Even Lord Grogar, storied and frightening as he appears, is also a villain who doesn’t do anything. I think the reason why he wears such an imposing, heavily-armed carapace and never takes it off is because he’s too ashamed to admit that underneath, he’s just as soft and spineless as the rest of the Communiverse aliens. He has weapons but doesn’t really point them at anything other than skeet targets, and his threats to destroy the Communiverse sound empty and childish. His son Glordon says he doesn’t want to put on a carapace and never take it off because it would prevent him from doing the fun things he enjoys, but we never see him doing any of that stuff; he just sits in his room swaddling himself in webbing. Combine all this with a plot where Elio’s greatest successes mostly happen by accident, through the use of technology that he didn’t create that automatically does everything for him, or relying on other characters’ abilities to do the heavy lifting for him instead of solving the problem himself, and the result is a boring, selfish character whom I have no reason to root for in a plot where most of the tension feels completely fake.
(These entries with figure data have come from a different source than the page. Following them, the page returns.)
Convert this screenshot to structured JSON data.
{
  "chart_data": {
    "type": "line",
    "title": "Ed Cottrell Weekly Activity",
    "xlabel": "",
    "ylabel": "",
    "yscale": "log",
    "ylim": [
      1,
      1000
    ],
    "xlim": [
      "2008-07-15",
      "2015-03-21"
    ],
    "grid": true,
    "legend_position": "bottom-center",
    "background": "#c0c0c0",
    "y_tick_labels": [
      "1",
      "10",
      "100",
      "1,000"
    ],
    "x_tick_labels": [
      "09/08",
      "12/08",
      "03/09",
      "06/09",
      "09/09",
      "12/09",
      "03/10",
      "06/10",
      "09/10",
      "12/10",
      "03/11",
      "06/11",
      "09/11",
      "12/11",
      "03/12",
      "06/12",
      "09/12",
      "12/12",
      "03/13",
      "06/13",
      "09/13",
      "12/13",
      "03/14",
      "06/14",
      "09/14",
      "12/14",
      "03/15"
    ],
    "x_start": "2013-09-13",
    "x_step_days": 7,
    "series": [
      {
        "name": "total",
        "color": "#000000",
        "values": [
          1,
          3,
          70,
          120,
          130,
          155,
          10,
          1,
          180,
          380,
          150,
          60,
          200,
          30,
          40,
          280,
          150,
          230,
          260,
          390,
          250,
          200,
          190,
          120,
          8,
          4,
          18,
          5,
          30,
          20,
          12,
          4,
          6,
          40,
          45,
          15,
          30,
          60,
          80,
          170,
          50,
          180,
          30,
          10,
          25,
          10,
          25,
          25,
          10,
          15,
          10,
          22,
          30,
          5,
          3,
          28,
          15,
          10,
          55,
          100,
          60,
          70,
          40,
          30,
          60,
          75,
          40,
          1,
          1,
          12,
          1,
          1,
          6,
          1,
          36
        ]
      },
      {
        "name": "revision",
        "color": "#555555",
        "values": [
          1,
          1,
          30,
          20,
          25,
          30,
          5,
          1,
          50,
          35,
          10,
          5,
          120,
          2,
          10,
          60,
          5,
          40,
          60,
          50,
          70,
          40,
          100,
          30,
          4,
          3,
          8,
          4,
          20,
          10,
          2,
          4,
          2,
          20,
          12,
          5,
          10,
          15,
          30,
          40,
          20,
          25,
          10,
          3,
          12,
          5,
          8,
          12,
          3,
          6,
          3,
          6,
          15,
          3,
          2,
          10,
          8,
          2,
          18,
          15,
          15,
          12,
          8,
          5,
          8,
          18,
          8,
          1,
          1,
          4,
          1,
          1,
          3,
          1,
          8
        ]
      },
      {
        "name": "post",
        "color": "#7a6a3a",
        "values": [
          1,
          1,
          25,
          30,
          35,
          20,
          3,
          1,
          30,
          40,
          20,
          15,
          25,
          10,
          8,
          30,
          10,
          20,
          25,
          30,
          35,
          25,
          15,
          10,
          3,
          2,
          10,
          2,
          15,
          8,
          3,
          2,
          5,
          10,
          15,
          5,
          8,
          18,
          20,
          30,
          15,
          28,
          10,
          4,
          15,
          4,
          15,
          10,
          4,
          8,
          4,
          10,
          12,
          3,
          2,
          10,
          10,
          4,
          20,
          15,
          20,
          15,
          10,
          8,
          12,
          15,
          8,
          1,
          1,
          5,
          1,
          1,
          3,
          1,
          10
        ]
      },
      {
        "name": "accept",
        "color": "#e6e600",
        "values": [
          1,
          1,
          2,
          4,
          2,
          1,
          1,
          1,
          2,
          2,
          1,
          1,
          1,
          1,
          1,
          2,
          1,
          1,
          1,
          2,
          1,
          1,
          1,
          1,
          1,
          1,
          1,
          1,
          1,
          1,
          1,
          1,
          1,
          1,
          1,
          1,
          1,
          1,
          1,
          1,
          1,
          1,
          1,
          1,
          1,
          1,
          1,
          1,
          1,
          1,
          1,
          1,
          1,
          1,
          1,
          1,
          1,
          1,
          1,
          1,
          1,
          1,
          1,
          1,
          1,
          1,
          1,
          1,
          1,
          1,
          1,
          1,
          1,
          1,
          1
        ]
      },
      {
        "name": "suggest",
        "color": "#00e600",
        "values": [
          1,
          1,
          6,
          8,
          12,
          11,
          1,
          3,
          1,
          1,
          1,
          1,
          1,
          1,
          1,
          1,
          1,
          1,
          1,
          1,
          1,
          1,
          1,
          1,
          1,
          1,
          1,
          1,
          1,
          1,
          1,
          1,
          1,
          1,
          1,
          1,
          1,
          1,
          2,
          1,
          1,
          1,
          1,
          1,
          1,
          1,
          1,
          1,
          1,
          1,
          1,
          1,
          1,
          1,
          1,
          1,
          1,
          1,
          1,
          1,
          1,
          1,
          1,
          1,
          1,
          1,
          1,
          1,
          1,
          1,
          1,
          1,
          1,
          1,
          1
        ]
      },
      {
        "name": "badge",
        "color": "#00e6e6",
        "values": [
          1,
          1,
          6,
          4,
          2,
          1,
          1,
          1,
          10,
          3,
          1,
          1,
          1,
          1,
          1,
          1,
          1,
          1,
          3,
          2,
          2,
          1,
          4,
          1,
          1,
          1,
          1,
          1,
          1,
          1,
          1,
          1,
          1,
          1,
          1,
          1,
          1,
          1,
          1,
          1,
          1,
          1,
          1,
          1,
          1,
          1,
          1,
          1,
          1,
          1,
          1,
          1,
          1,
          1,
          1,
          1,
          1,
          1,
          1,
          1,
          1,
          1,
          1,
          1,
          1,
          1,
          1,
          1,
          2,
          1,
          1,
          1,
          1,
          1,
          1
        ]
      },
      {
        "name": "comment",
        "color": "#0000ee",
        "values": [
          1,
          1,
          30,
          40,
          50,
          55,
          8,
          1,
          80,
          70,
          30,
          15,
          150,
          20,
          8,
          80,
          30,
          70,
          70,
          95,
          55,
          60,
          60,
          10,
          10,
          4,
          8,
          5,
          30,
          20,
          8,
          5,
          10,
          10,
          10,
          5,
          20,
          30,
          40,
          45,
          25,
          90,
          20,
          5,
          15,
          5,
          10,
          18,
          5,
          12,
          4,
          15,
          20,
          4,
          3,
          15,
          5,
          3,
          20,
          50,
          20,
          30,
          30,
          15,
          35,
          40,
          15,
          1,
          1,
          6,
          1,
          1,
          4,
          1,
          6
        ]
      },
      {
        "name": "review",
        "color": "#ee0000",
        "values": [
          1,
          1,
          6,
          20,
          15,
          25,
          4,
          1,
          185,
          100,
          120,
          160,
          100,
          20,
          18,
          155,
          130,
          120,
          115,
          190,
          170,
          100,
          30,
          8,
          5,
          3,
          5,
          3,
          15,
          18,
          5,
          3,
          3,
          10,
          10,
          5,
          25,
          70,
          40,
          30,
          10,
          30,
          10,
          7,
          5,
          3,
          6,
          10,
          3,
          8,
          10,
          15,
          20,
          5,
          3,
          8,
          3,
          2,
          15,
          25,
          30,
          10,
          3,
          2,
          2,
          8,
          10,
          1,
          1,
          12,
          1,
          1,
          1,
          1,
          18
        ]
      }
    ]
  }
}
If you’d like to see a better version of a movie about a boy who makes contact with bad aliens, I’d like to recommend The Adventures of Jimmy Neutron, Boy Genius. While this Nickelodeon film is not as emotional or visually polished as a Pixar flick, Jimmy Neutron is a genius inventor who is always trying to stretch the boundaries of his knowledge. He builds his own rockets and his own communication devices, much to the chagrin of his (very understanding) parents who don’t want him doing things that may endanger him. Jimmy Neutron is wise enough to know what’s right but young and foolish enough not to choose it. It’s a very silly movie whose characters are very aware of their own silliness and embrace it without being sarcastic or hostile. It straddles a careful balance between “Your parents love you and they place limits for a reason” and “Children need to be free to make their own mistakes”. It’s a lot more fun and creative than this piece of extruded green slime posing as a pandering movie.